Steven J. "Steve" WEISS
Office of Strategic Services (OSS)
36th Infantry Division


THANK YOU FOR YOUR SERVICE SIR



Bastogne, December 13, 2014.
Meet and greet at the Bastogne Barracks


Steven Weiss, was an idealistic boy from Brooklyn who enlisted at the age of 17. In the summer of 1944, Steve Weiss, aged just 18, was fighting his way into the South of France against intense German resistance. A part of the US 36th Infantry Division, these boys had been called up from Texas, trained in the outposts of Louisiana, before being dropped in North Africa to make their way by sea to the Bay of Salerno, Italy.
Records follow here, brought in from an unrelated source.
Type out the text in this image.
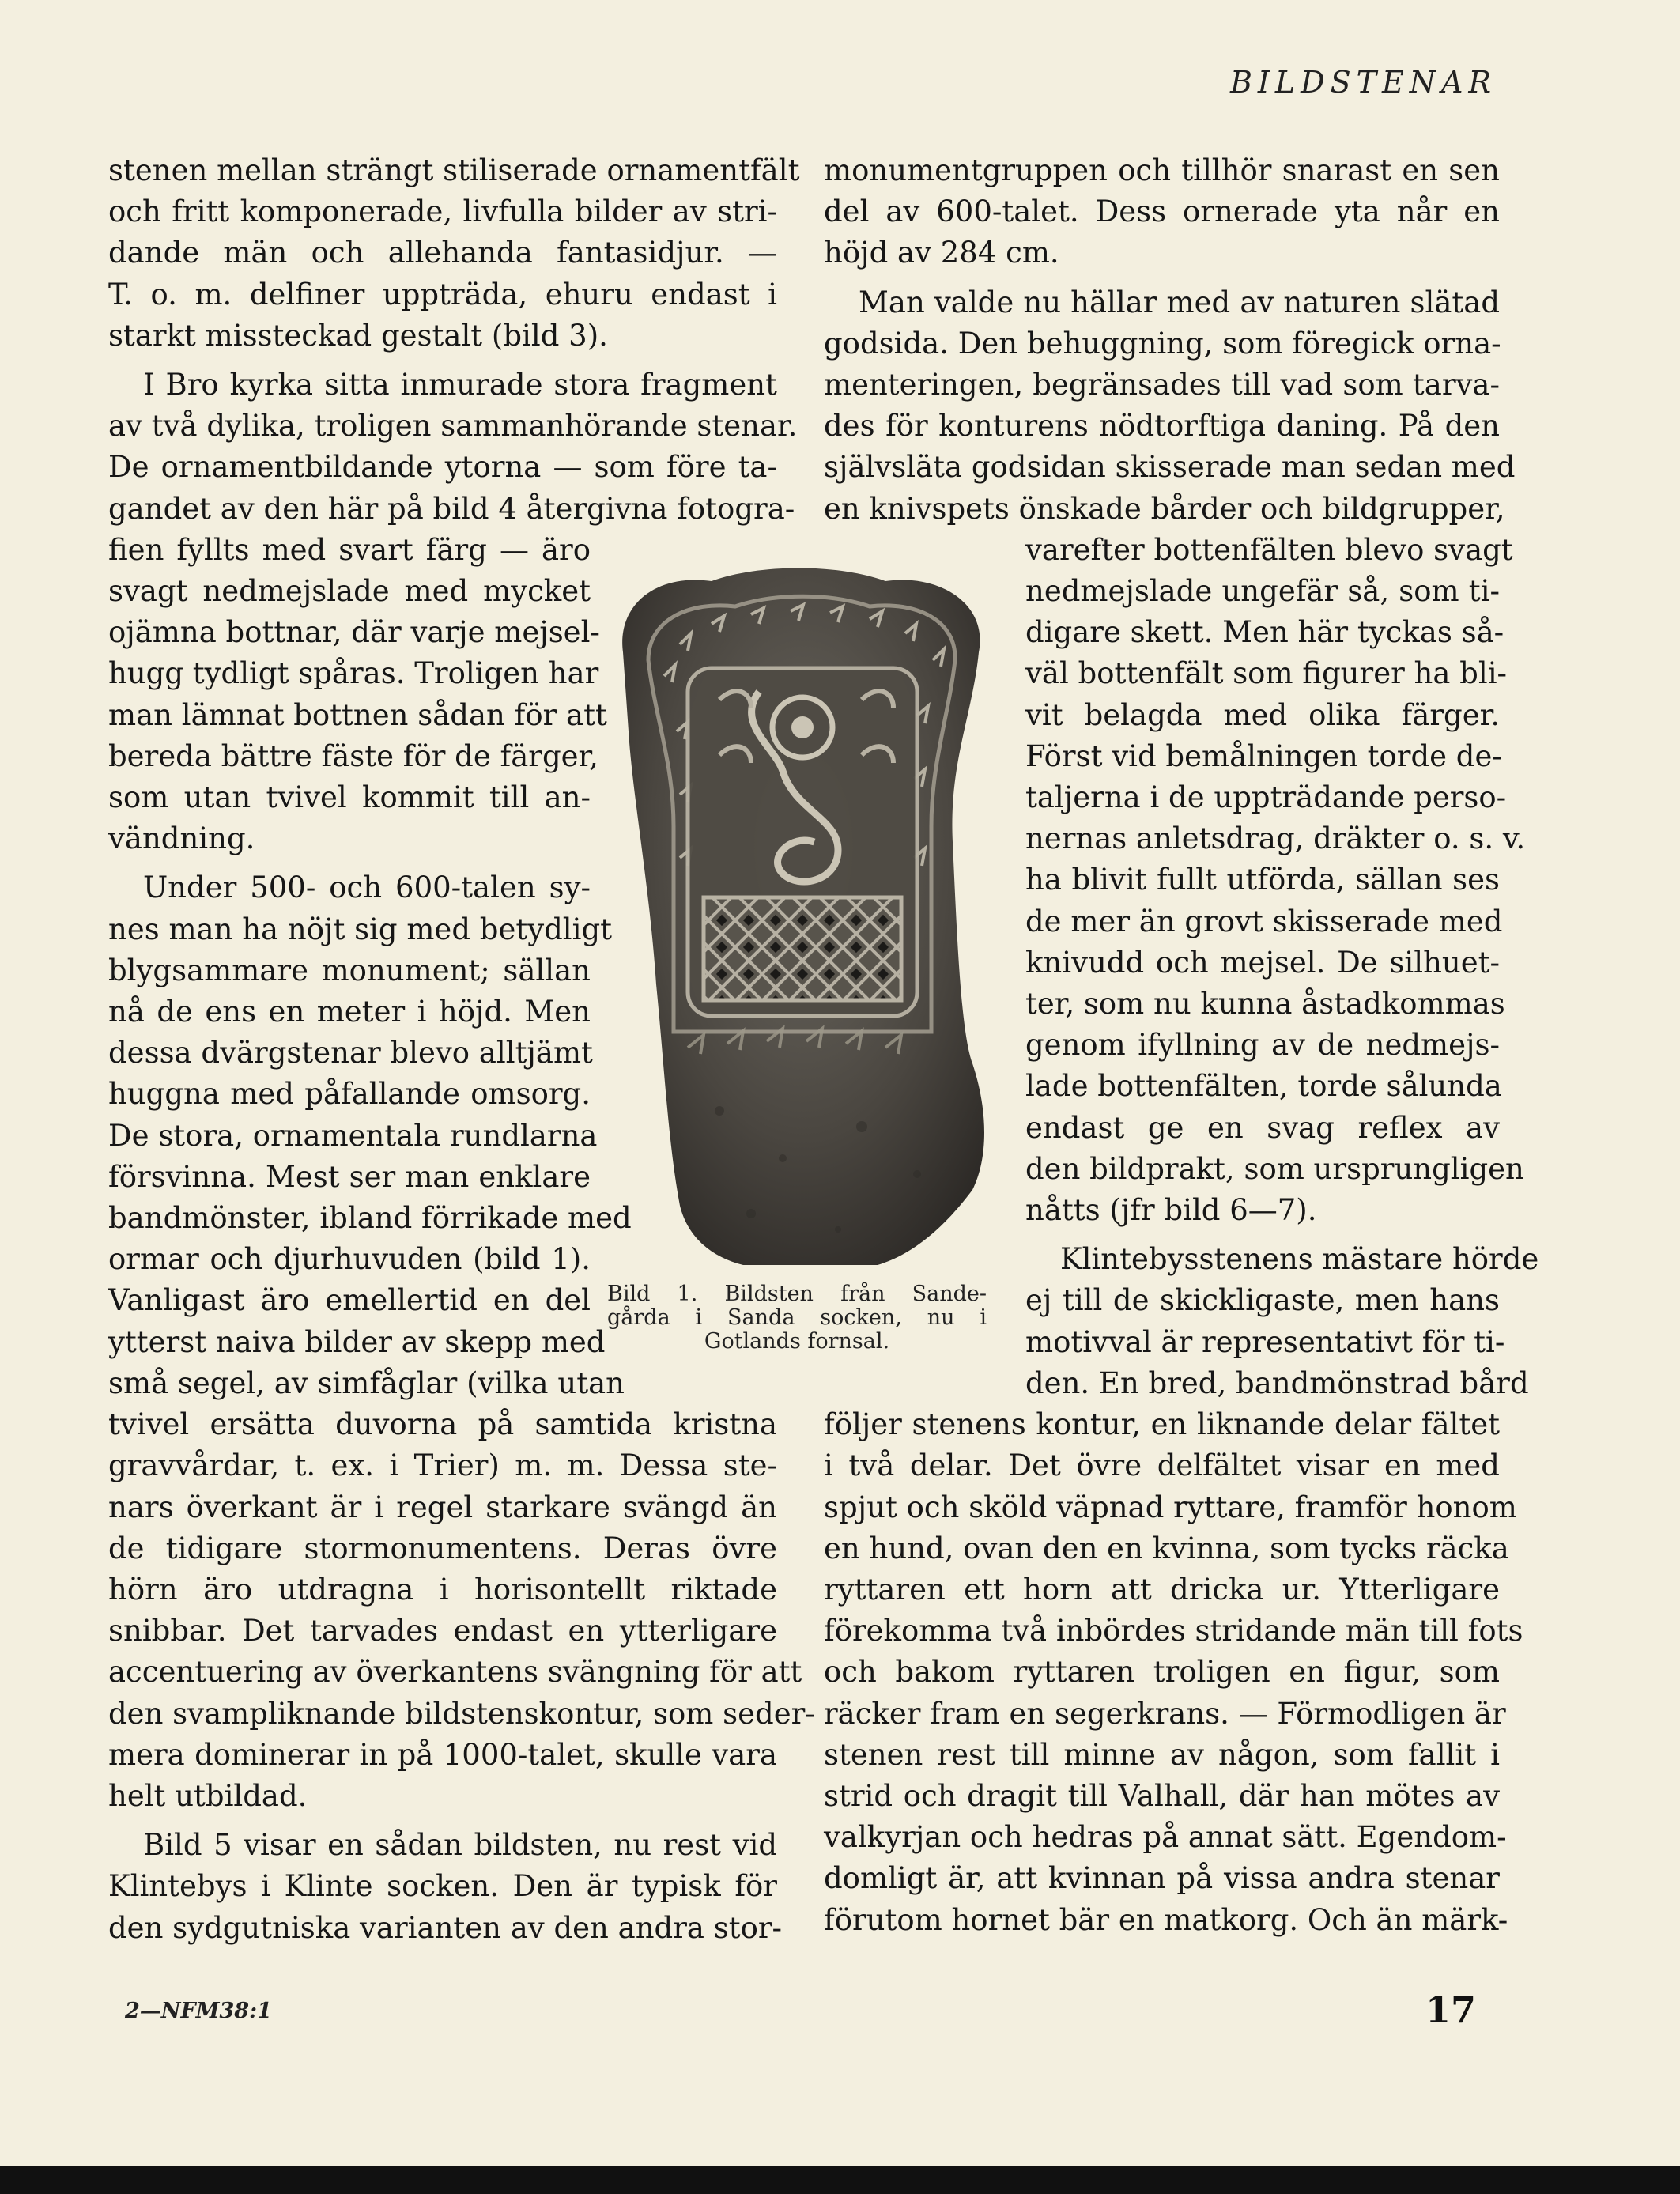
BILDSTENAR
stenen mellan strängt stiliserade ornamentfält
och fritt komponerade, livfulla bilder av stri-
dande män och allehanda fantasidjur. —
T. o. m. delfiner uppträda, ehuru endast i
starkt missteckad gestalt (bild 3).
I Bro kyrka sitta inmurade stora fragment
av två dylika, troligen sammanhörande stenar.
De ornamentbildande ytorna — som före ta-
gandet av den här på bild 4 återgivna fotogra-
fien fyllts med svart färg — äro
svagt nedmejslade med mycket
ojämna bottnar, där varje mejsel-
hugg tydligt spåras. Troligen har
man lämnat bottnen sådan för att
bereda bättre fäste för de färger,
som utan tvivel kommit till an-
vändning.
Under 500- och 600-talen sy-
nes man ha nöjt sig med betydligt
blygsammare monument; sällan
nå de ens en meter i höjd. Men
dessa dvärgstenar blevo alltjämt
huggna med påfallande omsorg.
De stora, ornamentala rundlarna
försvinna. Mest ser man enklare
bandmönster, ibland förrikade med
ormar och djurhuvuden (bild 1).
Vanligast äro emellertid en del
ytterst naiva bilder av skepp med
små segel, av simfåglar (vilka utan
tvivel ersätta duvorna på samtida kristna
gravvårdar, t. ex. i Trier) m. m. Dessa ste-
nars överkant är i regel starkare svängd än
de tidigare stormonumentens. Deras övre
hörn äro utdragna i horisontellt riktade
snibbar. Det tarvades endast en ytterligare
accentuering av överkantens svängning för att
den svampliknande bildstenskontur, som seder-
mera dominerar in på 1000-talet, skulle vara
helt utbildad.
Bild 5 visar en sådan bildsten, nu rest vid
Klintebys i Klinte socken. Den är typisk för
den sydgutniska varianten av den andra stor-
monumentgruppen och tillhör snarast en sen
del av 600-talet. Dess ornerade yta når en
höjd av 284 cm.
Man valde nu hällar med av naturen slätad
godsida. Den behuggning, som föregick orna-
menteringen, begränsades till vad som tarva-
des för konturens nödtorftiga daning. På den
självsläta godsidan skisserade man sedan med
en knivspets önskade bårder och bildgrupper,
varefter bottenfälten blevo svagt
nedmejslade ungefär så, som ti-
digare skett. Men här tyckas så-
väl bottenfält som figurer ha bli-
vit belagda med olika färger.
Först vid bemålningen torde de-
taljerna i de uppträdande perso-
nernas anletsdrag, dräkter o. s. v.
ha blivit fullt utförda, sällan ses
de mer än grovt skisserade med
knivudd och mejsel. De silhuet-
ter, som nu kunna åstadkommas
genom ifyllning av de nedmejs-
lade bottenfälten, torde sålunda
endast ge en svag reflex av
den bildprakt, som ursprungligen
nåtts (jfr bild 6—7).
Klintebysstenens mästare hörde
ej till de skickligaste, men hans
motivval är representativt för ti-
den. En bred, bandmönstrad bård
följer stenens kontur, en liknande delar fältet
i två delar. Det övre delfältet visar en med
spjut och sköld väpnad ryttare, framför honom
en hund, ovan den en kvinna, som tycks räcka
ryttaren ett horn att dricka ur. Ytterligare
förekomma två inbördes stridande män till fots
och bakom ryttaren troligen en figur, som
räcker fram en segerkrans. — Förmodligen är
stenen rest till minne av någon, som fallit i
strid och dragit till Valhall, där han mötes av
valkyrjan och hedras på annat sätt. Egendom-
domligt är, att kvinnan på vissa andra stenar
förutom hornet bär en matkorg. Och än märk-
Bild 1. Bildsten från Sande-
gårda i Sanda socken, nu i
Gotlands fornsal.
2—NFM38:1	17
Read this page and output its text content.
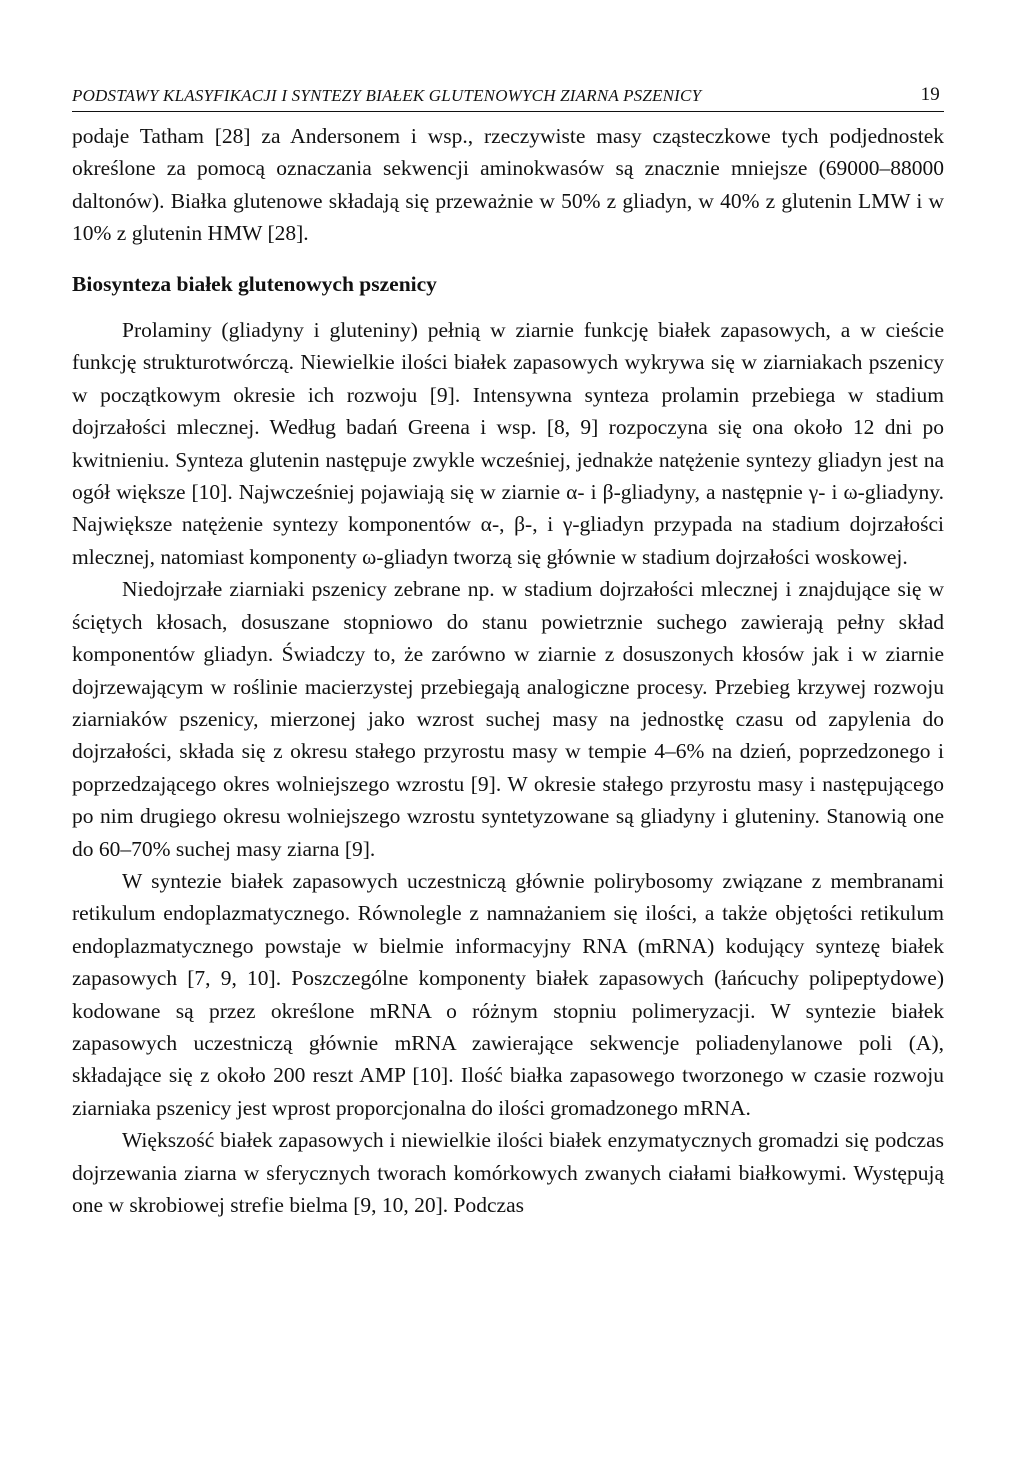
PODSTAWY KLASYFIKACJI I SYNTEZY BIAŁEK GLUTENOWYCH ZIARNA PSZENICY	19

podaje Tatham [28] za Andersonem i wsp., rzeczywiste masy cząsteczkowe tych podjednostek określone za pomocą oznaczania sekwencji aminokwasów są znacznie mniejsze (69000–88000 daltonów). Białka glutenowe składają się przeważnie w 50% z gliadyn, w 40% z glutenin LMW i w 10% z glutenin HMW [28].

Biosynteza białek glutenowych pszenicy

Prolaminy (gliadyny i gluteniny) pełnią w ziarnie funkcję białek zapasowych, a w cieście funkcję strukturotwórczą. Niewielkie ilości białek zapasowych wykrywa się w ziarniakach pszenicy w początkowym okresie ich rozwoju [9]. Intensywna synteza prolamin przebiega w stadium dojrzałości mlecznej. Według badań Greena i wsp. [8, 9] rozpoczyna się ona około 12 dni po kwitnieniu. Synteza glutenin następuje zwykle wcześniej, jednakże natężenie syntezy gliadyn jest na ogół większe [10]. Najwcześniej pojawiają się w ziarnie α- i β-gliadyny, a następnie γ- i ω-gliadyny. Największe natężenie syntezy komponentów α-, β-, i γ-gliadyn przypada na stadium dojrzałości mlecznej, natomiast komponenty ω-gliadyn tworzą się głównie w stadium dojrzałości woskowej.

Niedojrzałe ziarniaki pszenicy zebrane np. w stadium dojrzałości mlecznej i znajdujące się w ściętych kłosach, dosuszane stopniowo do stanu powietrznie suchego zawierają pełny skład komponentów gliadyn. Świadczy to, że zarówno w ziarnie z dosuszonych kłosów jak i w ziarnie dojrzewającym w roślinie macierzystej przebiegają analogiczne procesy. Przebieg krzywej rozwoju ziarniaków pszenicy, mierzonej jako wzrost suchej masy na jednostkę czasu od zapylenia do dojrzałości, składa się z okresu stałego przyrostu masy w tempie 4–6% na dzień, poprzedzonego i poprzedzającego okres wolniejszego wzrostu [9]. W okresie stałego przyrostu masy i następującego po nim drugiego okresu wolniejszego wzrostu syntetyzowane są gliadyny i gluteniny. Stanowią one do 60–70% suchej masy ziarna [9].

W syntezie białek zapasowych uczestniczą głównie polirybosomy związane z membranami retikulum endoplazmatycznego. Równolegle z namnażaniem się ilości, a także objętości retikulum endoplazmatycznego powstaje w bielmie informacyjny RNA (mRNA) kodujący syntezę białek zapasowych [7, 9, 10]. Poszczególne komponenty białek zapasowych (łańcuchy polipeptydowe) kodowane są przez określone mRNA o różnym stopniu polimeryzacji. W syntezie białek zapasowych uczestniczą głównie mRNA zawierające sekwencje poliadenylanowe poli (A), składające się z około 200 reszt AMP [10]. Ilość białka zapasowego tworzonego w czasie rozwoju ziarniaka pszenicy jest wprost proporcjonalna do ilości gromadzonego mRNA.

Większość białek zapasowych i niewielkie ilości białek enzymatycznych gromadzi się podczas dojrzewania ziarna w sferycznych tworach komórkowych zwanych ciałami białkowymi. Występują one w skrobiowej strefie bielma [9, 10, 20]. Podczas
Steven Weiss had fought on the beachhead at Anzio and through the perilous Ardennes forest, he was one of the very few regular American soldiers to fight with the Resistance in 1944. And... he had deserted.


This official US Army photograph taken in Pozzuoli near Naples in August 1944, captured Private First Class Steve Weiss boarding a British landing craft. He is climbing the gangplank on the right-hand side of the photograph.
(Book: The Deserters, A Hidden History of World War II by Charles Glass)



Private First Class Steve Weiss pictured in Paris on Armistice Day, November, 11, 1945.
His complex story of courage and desertion inspired author Charles Glass for his book.


Hero or Coward?


Steve Weiss in July 1946.
Receives the Croix de Guerre, yet two years earlier the US army jailed him as a deserter?


Steven Weiss in December 2014.
On behalf of a grateful nation, we salute you Steve for your dedication and service and for our freedom. Thanks HERO!